Injury to the joint provokes a number of local pathophysiological changes, including synthesis of inflammatory cytokines, death of chondrocytes, breakdown of the extra-cellular matrix of cartilage, and reduced synthesis of matrix macromolecules. These processes combine to engender the subsequent development of post-traumatic osteoarthritis (PTOA). To prevent this from happening, it is necessary to inhibit these disparate responses to injury; given their heterogeneity, this is challenging. However, dexamethasone has the necessary pleiotropic properties required of a drug for this purpose. Using in vitro models, we have shown that low doses of dexamethasone sustain the synthesis of cartilage proteoglycans while inhibiting their breakdown after injurious compression in the presence or absence of inflammatory cytokines. Under these conditions, dexamethasone is non-toxic and maintains the viability of chondrocytes exposed chronically to such cytokines as interleukin (IL) -1, IL-6, and tumor necrosis factor-α. Moreover, the anti-inflammatory properties of dexamethasone have been appreciated for decades. In view of this information, we have initiated a pilot clinical study to determine whether a single, intra-articular injection of dexamethasone into the wrist shows promise in preventing PTOA after intra-articular fracture of the distal radius.

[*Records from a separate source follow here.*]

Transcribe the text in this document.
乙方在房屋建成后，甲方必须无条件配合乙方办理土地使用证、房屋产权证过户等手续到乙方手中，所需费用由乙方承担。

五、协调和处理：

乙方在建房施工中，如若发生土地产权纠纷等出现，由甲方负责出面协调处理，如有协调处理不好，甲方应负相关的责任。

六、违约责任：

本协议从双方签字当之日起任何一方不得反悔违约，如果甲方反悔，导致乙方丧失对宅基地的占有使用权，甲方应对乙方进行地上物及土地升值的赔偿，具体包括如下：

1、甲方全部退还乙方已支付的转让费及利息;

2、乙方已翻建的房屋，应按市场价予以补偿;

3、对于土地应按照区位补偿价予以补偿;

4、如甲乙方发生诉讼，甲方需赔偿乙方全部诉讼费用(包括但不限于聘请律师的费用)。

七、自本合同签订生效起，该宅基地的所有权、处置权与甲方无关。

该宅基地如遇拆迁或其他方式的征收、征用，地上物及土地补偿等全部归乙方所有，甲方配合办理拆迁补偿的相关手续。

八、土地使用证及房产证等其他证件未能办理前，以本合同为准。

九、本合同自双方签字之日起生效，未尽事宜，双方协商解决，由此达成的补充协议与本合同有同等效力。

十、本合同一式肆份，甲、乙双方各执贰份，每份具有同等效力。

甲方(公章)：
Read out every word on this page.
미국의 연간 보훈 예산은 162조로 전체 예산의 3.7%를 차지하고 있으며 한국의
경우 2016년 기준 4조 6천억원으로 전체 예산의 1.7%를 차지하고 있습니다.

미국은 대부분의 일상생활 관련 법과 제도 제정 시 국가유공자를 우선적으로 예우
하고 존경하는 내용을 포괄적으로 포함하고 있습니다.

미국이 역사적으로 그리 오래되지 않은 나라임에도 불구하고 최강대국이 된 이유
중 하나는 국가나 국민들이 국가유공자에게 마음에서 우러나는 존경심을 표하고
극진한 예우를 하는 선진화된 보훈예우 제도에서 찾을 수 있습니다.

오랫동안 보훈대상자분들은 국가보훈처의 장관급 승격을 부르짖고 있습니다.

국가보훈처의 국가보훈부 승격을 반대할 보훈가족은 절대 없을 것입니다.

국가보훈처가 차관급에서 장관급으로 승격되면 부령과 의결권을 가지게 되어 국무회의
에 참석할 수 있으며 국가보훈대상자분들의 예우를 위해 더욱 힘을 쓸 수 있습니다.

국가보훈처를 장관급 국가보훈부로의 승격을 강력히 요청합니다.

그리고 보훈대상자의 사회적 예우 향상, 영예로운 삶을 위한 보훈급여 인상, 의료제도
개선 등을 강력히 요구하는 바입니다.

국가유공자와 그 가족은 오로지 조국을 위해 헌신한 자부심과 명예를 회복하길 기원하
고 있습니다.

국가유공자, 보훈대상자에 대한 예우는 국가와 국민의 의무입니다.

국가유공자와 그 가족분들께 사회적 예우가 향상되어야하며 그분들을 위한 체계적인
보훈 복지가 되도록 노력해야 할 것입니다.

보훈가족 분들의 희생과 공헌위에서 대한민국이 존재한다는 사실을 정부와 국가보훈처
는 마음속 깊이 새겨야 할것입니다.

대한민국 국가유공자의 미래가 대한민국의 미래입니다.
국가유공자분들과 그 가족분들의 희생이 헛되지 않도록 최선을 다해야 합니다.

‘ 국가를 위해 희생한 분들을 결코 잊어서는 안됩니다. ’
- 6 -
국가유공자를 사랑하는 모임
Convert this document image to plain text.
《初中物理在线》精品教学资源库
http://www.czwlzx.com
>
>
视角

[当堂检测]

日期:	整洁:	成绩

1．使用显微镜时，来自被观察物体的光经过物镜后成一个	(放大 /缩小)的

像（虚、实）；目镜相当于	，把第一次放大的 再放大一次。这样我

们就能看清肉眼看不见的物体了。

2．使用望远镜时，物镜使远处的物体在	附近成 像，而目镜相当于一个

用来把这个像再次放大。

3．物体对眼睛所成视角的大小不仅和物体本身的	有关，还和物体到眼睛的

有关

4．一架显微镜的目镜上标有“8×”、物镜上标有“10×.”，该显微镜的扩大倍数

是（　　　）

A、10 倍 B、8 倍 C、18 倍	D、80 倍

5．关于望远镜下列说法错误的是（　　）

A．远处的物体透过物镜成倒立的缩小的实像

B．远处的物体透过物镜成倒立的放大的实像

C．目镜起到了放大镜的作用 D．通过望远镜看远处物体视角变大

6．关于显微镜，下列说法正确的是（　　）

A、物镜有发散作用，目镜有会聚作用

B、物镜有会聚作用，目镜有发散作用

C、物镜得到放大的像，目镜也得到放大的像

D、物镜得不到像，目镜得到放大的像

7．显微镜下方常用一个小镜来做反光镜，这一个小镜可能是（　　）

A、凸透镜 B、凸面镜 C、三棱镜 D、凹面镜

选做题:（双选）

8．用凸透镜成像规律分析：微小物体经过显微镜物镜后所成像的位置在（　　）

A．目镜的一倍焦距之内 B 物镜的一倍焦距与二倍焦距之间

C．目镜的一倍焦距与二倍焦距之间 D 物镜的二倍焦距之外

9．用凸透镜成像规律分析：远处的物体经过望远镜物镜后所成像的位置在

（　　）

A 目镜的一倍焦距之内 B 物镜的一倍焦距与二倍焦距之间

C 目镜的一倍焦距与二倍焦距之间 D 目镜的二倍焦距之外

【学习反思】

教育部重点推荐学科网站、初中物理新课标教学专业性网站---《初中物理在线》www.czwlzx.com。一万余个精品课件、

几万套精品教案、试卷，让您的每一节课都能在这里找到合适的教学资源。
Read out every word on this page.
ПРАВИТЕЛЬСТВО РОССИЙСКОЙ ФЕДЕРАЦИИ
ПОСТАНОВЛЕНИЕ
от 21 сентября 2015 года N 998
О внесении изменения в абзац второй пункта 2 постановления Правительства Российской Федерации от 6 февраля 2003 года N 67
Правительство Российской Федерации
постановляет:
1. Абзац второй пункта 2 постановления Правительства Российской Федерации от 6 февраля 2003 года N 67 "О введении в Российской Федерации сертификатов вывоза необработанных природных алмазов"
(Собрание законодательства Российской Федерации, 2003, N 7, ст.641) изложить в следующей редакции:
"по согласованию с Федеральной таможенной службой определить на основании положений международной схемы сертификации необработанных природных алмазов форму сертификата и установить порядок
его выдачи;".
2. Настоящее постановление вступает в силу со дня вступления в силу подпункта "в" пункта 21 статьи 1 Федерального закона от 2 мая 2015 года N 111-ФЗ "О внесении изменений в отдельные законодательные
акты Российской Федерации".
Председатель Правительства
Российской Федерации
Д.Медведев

CLINICAL SIGNIFICANCE: Suppressing the various etiopathophysiological responses to injury in the joint is an attractive strategy for lowering the clinical burden of PTOA. The intra-articular administration of dexamethasone soon after injury offers a simple and inexpensive means of accomplishing this. © 2017 Orthopaedic Research Society. Published by Wiley Periodicals, Inc. J Orthop Res 35:406-411, 2017.